Они вышли на самую оживленную и, судя по всему, главную улицу поселка, по обе стороны которой в густой тени деревьев теснились бесчисленные магазинчики, лотки, киоски. Влившись в плотное шествие праздно гуляющих курортников, они стали частицей этого мира — мира безмятежных, пышущих здоровьем лиц, по-попугаячьи пестрых маек, широкополых сомбреро, разномастных очков от солнца, лениво жующих ртов, рельефных бицепсов и мужественных подбородков, эмансипированных дамских бюстов, вольно колышущихся в такт шагам их обладательниц, ветхих джинсов и изящных шортиков, укомплектованных стройными шоколадными ножками, возвышающимися над пьедесталами-каблуками босоножек.

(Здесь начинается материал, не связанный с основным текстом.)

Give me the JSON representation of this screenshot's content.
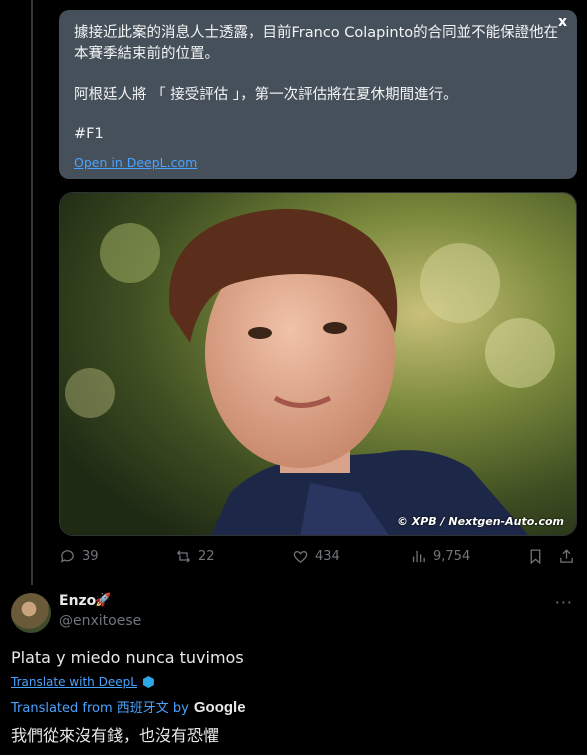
{
  "translation_card": {
    "close": "x",
    "paragraph1": "據接近此案的消息人士透露，目前Franco Colapinto的合同並不能保證他在本賽季結束前的位置。",
    "paragraph2": "阿根廷人將 「 接受評估 」，第一次評估將在夏休期間進行。",
    "hashtag": "#F1",
    "link": "Open in DeepL.com"
  },
  "photo": {
    "watermark": "© XPB / Nextgen-Auto.com"
  },
  "actions": {
    "replies": "39",
    "reposts": "22",
    "likes": "434",
    "views": "9,754"
  },
  "reply": {
    "display_name": "Enzo",
    "emoji": "🚀",
    "handle": "@enxitoese",
    "more": "···",
    "text": "Plata y miedo nunca tuvimos",
    "translate_link": "Translate with DeepL",
    "translated_from": "Translated from 西班牙文 by",
    "google": "Google",
    "translated_text": "我們從來沒有錢，也沒有恐懼"
  }
}
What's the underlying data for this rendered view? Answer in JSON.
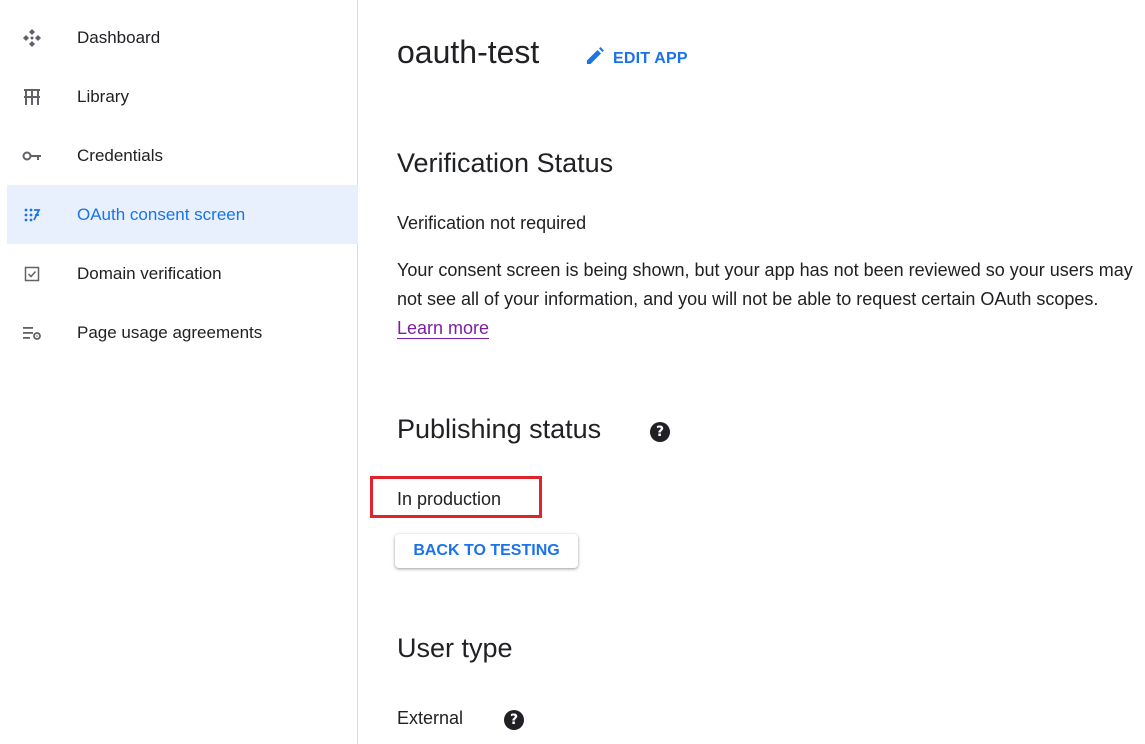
{
  "sidebar": {
    "items": [
      {
        "label": "Dashboard",
        "icon": "dashboard-icon",
        "active": false
      },
      {
        "label": "Library",
        "icon": "library-icon",
        "active": false
      },
      {
        "label": "Credentials",
        "icon": "key-icon",
        "active": false
      },
      {
        "label": "OAuth consent screen",
        "icon": "consent-screen-icon",
        "active": true
      },
      {
        "label": "Domain verification",
        "icon": "checkbox-icon",
        "active": false
      },
      {
        "label": "Page usage agreements",
        "icon": "settings-list-icon",
        "active": false
      }
    ]
  },
  "main": {
    "app_name": "oauth-test",
    "edit_app_label": "EDIT APP",
    "verification": {
      "heading": "Verification Status",
      "status": "Verification not required",
      "description": "Your consent screen is being shown, but your app has not been reviewed so your users may not see all of your information, and you will not be able to request certain OAuth scopes.",
      "learn_more": "Learn more"
    },
    "publishing": {
      "heading": "Publishing status",
      "status": "In production",
      "back_button": "BACK TO TESTING"
    },
    "user_type": {
      "heading": "User type",
      "value": "External"
    }
  },
  "colors": {
    "accent": "#1a73e8",
    "active_bg": "#e8f0fe",
    "link": "#7b1fa2",
    "highlight_box": "#e0242c"
  }
}
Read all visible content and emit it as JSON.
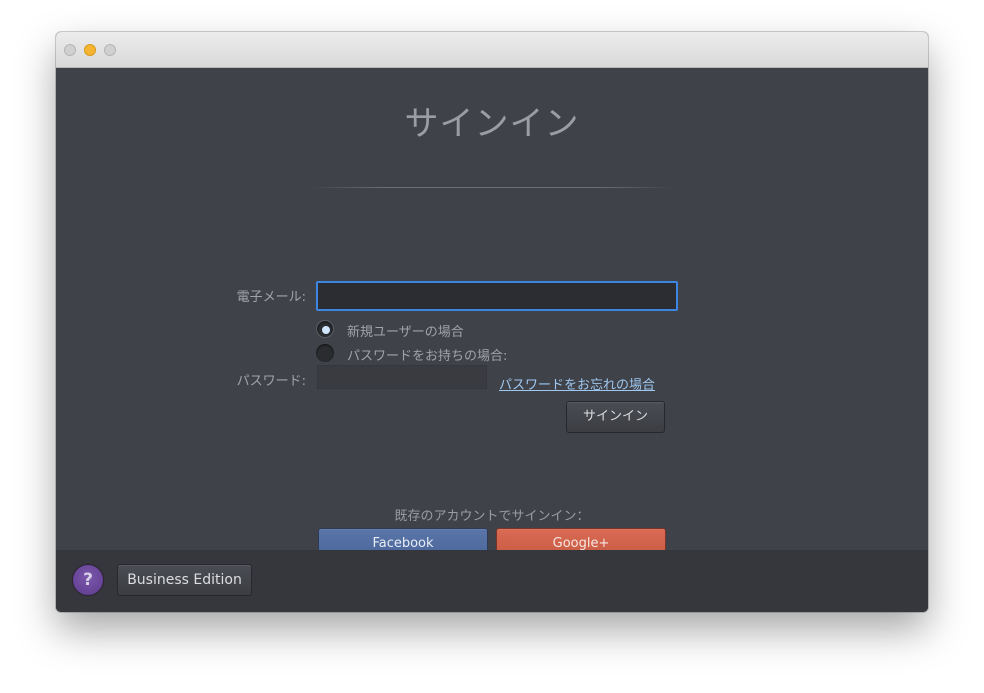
{
  "window": {
    "title_bar_buttons": [
      "close",
      "minimize",
      "maximize"
    ]
  },
  "page": {
    "title": "サインイン"
  },
  "form": {
    "email_label": "電子メール:",
    "email_value": "",
    "radio_new_user": "新規ユーザーの場合",
    "radio_existing_password": "パスワードをお持ちの場合:",
    "radio_selected": "new_user",
    "password_label": "パスワード:",
    "password_value": "",
    "forgot_password_link": "パスワードをお忘れの場合",
    "signin_button": "サインイン"
  },
  "social": {
    "label": "既存のアカウントでサインイン：",
    "facebook_button": "Facebook",
    "google_button": "Google+"
  },
  "footer": {
    "help_button": "?",
    "business_button": "Business Edition"
  },
  "colors": {
    "background": "#3f4249",
    "footer": "#35373c",
    "accent_focus": "#3b86e0",
    "facebook": "#4f6aa0",
    "google": "#cf614b",
    "help": "#6a479b"
  }
}
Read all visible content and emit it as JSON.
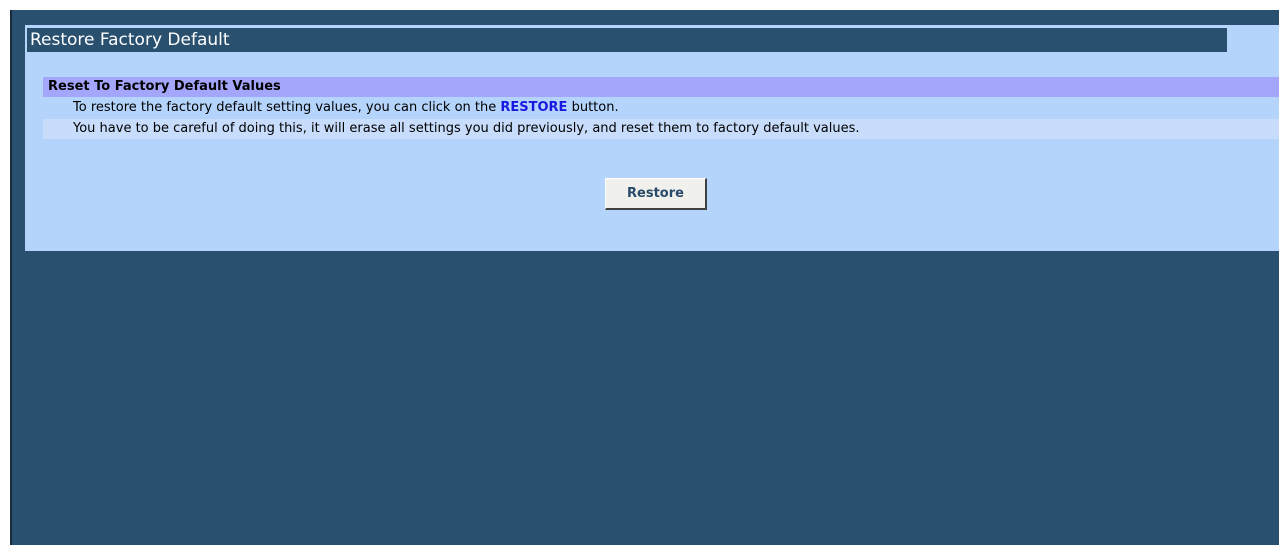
{
  "page": {
    "title": "Restore Factory Default"
  },
  "section": {
    "header": "Reset To Factory Default Values",
    "line1_prefix": "To restore the factory default setting values, you can click on the ",
    "line1_keyword": "RESTORE",
    "line1_suffix": " button.",
    "line2": "You have to be careful of doing this, it will erase all settings you did previously, and reset them to factory default values."
  },
  "buttons": {
    "restore_label": "Restore"
  },
  "colors": {
    "frame_bg": "#2a5070",
    "panel_bg": "#b4d4fc",
    "header_bg": "#a4a6fc",
    "keyword": "#1a18e0"
  }
}
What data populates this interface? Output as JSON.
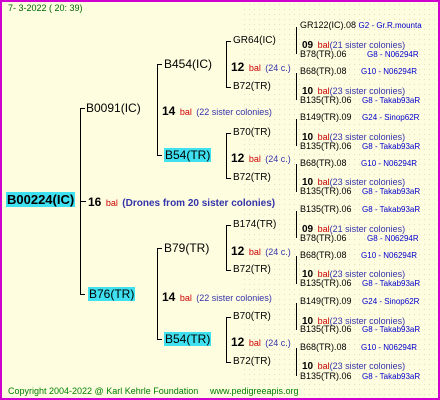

По длинной бетонной лестнице с множеством разбитых ступенек они спустились к морю и оказались на небольшой площадке. Слева высилось облупленное здание спасалки, справа — билетная касса пристани, прямо — продолжением лестницы в море выступал причал, к которому как раз пришвартовывался белоснежный теплоходик. И в необозримую даль простиралась, играя живым бисером на солнце, морская гладь, которая кончалась, стало быть, там, где начинались берега сказочно-экзотической Турции. А здесь, на родной стороне, украшением побережья, безусловно, являлась громадная, причудливой формы, скала, величаво нависавшая над водой.
— Красотища! — воскликнул Мироныч, щурясь от ослепительного света. — Ты раньше бывал на Черном море?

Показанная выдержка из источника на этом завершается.